Intermolecular forces and surface stress residual effects on the size-dependent performance analysis of nanocrystalline micro/nano gyroscopes

Abstract

This work investigates an electrostatically-actuated vibrating beam micro/nano-gyroscope made of nanocrystalline silicon material. The comprehensive size-dependent micro/nanogyroscope model is developed by couple stress and surface elasticity theories. Then, considering the effects of intermolecular forces (Casimir force and van der Waals force) and surface stress residual, an in-depth investigation was conducted on the performance of the micro/nanogyroscope. The calculation results display that the maximum static deflection, pull-in voltage and natural frequency change obviously with the increase of surface stress residual as the scale varies from micrometer to nanoscale. However, the effect of intermolecular forces on the performance of gyroscopes is exactly the opposite, which improves the prediction of system structural softening deformation phenomenon.
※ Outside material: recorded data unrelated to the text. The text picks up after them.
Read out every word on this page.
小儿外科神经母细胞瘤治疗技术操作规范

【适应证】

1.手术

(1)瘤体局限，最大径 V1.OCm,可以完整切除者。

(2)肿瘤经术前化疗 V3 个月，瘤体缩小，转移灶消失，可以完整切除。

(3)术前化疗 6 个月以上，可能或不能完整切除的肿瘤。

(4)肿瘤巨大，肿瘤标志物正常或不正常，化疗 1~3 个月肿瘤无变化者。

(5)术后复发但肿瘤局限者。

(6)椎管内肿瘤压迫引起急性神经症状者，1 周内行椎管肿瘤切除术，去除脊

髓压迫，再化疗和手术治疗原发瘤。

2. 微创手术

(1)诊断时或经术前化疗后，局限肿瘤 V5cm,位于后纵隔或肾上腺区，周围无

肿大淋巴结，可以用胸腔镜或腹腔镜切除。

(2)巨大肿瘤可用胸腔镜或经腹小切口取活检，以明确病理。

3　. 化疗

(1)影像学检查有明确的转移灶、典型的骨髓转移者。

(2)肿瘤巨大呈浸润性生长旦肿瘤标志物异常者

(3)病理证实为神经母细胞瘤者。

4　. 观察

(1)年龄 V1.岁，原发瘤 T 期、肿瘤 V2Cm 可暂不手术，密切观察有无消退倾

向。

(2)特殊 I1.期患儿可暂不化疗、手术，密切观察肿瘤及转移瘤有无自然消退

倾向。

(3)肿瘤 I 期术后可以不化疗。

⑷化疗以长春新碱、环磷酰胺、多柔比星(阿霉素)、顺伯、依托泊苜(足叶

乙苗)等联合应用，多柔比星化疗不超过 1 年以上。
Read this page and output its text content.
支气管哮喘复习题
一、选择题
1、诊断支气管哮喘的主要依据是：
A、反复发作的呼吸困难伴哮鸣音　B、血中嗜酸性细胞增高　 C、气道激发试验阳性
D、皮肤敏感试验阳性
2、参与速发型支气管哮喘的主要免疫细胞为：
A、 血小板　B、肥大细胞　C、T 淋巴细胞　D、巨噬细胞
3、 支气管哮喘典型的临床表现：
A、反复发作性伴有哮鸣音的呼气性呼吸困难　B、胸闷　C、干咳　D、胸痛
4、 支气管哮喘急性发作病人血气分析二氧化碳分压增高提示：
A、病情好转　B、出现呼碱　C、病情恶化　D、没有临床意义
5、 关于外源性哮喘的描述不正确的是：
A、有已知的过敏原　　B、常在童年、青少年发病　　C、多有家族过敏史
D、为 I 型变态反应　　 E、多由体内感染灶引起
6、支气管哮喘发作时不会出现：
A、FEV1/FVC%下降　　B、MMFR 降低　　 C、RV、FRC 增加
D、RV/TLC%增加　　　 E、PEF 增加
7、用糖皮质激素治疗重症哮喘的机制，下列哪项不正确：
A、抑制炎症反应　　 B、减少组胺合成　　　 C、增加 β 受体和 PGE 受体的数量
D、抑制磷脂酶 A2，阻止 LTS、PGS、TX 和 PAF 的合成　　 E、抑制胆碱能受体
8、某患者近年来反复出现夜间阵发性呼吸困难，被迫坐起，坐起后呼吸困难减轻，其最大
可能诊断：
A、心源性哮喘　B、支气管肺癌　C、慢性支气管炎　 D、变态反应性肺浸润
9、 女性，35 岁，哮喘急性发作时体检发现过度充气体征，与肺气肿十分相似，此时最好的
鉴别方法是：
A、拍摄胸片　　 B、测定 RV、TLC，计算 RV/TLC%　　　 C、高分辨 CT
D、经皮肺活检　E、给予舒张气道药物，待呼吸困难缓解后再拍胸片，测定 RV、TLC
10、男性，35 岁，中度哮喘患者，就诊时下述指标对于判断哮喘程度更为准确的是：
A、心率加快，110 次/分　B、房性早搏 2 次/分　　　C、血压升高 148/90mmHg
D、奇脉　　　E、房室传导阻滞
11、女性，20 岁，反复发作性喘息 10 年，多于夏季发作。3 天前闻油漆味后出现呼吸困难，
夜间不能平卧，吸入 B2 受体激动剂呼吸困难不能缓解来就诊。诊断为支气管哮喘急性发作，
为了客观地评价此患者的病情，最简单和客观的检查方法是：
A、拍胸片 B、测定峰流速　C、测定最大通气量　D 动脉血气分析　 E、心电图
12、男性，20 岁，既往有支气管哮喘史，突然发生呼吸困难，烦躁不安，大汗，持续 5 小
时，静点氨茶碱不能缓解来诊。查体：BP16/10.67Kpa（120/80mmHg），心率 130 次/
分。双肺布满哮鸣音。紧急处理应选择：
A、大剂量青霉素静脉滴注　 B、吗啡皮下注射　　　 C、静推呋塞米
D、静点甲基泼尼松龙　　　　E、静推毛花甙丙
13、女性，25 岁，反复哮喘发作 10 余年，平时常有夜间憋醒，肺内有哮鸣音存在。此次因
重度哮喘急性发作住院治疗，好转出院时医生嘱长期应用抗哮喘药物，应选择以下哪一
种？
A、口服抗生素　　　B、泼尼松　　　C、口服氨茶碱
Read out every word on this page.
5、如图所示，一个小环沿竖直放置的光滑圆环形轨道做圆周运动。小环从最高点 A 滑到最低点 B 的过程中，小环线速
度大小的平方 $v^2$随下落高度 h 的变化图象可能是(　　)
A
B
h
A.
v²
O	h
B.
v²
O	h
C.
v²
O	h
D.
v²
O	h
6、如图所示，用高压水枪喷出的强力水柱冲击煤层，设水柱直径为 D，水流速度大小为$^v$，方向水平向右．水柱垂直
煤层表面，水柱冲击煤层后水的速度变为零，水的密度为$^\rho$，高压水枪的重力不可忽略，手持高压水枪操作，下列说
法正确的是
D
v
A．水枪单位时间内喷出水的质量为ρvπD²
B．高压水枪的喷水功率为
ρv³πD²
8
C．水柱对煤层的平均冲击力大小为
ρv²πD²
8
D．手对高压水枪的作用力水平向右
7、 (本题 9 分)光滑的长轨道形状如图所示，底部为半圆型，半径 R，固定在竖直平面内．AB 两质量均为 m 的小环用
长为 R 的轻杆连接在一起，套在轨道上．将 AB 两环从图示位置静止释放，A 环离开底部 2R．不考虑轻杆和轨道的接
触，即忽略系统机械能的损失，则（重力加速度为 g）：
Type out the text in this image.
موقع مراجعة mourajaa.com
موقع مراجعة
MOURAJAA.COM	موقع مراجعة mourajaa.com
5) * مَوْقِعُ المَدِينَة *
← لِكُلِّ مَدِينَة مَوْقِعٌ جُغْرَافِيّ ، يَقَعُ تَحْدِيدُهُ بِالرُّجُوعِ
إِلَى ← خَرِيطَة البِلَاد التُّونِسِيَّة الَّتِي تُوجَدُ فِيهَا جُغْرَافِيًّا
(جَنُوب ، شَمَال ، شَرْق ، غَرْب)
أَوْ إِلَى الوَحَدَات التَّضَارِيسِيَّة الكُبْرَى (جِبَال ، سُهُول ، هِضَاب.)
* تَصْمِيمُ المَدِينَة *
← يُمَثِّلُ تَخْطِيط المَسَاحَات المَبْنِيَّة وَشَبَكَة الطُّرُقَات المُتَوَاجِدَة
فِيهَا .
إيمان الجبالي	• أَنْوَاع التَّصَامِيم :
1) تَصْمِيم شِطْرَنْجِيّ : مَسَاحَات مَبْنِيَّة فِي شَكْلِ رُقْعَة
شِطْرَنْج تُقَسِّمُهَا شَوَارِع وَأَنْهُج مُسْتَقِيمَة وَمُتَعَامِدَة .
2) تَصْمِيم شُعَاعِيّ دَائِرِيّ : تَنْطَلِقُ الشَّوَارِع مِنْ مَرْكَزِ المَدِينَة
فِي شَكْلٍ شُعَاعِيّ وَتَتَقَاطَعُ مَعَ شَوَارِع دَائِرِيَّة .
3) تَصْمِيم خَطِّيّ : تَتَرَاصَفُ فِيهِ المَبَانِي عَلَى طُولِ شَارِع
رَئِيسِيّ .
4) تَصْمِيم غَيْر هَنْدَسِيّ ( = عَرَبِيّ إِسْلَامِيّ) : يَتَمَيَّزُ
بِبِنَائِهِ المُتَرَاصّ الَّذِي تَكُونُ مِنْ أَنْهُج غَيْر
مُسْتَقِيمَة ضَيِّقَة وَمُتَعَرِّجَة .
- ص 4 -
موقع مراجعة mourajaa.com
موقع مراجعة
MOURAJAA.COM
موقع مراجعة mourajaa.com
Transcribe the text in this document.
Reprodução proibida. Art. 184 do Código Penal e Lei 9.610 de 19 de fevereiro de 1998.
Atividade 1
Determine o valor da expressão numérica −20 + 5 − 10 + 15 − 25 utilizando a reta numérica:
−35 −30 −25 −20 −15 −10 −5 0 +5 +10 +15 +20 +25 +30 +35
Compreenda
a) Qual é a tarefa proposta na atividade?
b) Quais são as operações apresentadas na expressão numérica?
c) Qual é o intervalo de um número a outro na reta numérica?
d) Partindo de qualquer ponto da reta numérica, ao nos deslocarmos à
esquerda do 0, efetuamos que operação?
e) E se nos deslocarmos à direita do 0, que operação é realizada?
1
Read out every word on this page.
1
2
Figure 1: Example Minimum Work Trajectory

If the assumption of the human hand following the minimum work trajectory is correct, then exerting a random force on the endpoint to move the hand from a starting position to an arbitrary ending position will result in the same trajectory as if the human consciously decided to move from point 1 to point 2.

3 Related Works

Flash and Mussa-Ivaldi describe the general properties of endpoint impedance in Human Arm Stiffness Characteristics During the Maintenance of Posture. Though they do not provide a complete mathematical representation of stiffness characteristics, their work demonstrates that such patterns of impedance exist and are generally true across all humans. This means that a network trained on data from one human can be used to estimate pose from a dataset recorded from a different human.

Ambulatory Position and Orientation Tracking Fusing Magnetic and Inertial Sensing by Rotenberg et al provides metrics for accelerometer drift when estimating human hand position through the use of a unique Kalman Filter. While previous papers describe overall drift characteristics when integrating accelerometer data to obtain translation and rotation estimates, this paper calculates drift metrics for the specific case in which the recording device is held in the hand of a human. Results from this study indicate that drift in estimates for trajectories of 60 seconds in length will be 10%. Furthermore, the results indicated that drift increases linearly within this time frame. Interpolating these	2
Considering the influence of the Casimir and van der Waals forces in micro/nano gyroscopic system will help gyroscopes to obtain reliability and functionality sensitivity, increase the accuracy of predicting static deformation, natural frequency and differential frequency. Moreover, a frequency-domain method using the difference between the two vibration natural frequencies is studied, with changing the scale of the gyroscope under the effect of the intermolecular forces. The numerical simulations exhibit that when considering smaller structure sizes of the gyroscope, strong coupling occurs between the intermolecular forces and surface stress residual, which is helpful for the design of micro/nano gyroscopes.